This article examines the assumptions upon which Congress relied in enacting the 1972 Clean Water Act and the extent to which they have been borne out or belied as the federal and state governments have implemented their statutory responsibilities in the quest to achieve acceptably clean water. It traces the development of federal water pollution control legislation before 1972, highlighting the deficiencies that contributed to the need for a new approach in 1972. It then examines the scientific and technical, political, and legal assumptions that helped shape the 1972 Clean Water Act in an effort to determine whether the failure to achieve fully the statute’s goals is inherent in the statute’s design or is more likely the result of the law’s incomplete implementation. The article concludes that a surprisingly large share of the assumptions upon which Congress built the Clean Water Act were valid and have helped to make the statute an environmental success story.
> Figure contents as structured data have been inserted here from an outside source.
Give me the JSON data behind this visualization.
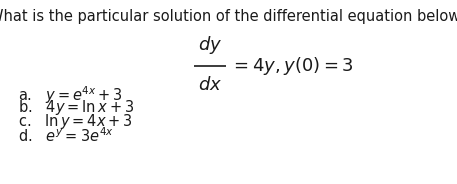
{
  "title": "What is the particular solution of the differential equation below?",
  "options": [
    "a.   $y = e^{4x} + 3$",
    "b.   $4y = \\ln x + 3$",
    "c.   $\\ln y = 4x + 3$",
    "d.   $e^{y} = 3e^{4x}$"
  ],
  "bg_color": "#ffffff",
  "text_color": "#1a1a1a",
  "title_fontsize": 10.5,
  "option_fontsize": 10.5,
  "eq_fontsize": 13
}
The statute’s failure to perform even more admirably than it has is due largely to a lack of legislative clarity in addressing the role of wetlands in preserving the integrity of aquatic ecosystems and to Congress’ unwillingness to adopt, or force the states to adopt, measures to control nonpoint source pollution.
GW Paper Series
GWU Legal Studies Research Paper No. 484; GWU Law School Public Law Research Paper No. 484
Robert L. Glicksman & Matthew R. Batzel, Science, Politics, Law and the Arc of the Clean Water Act: The Role of Assumptions in the Adoption of a Pollution Control Landmark, 32 Wash. U. J.L. & Pol'y 99 (2009).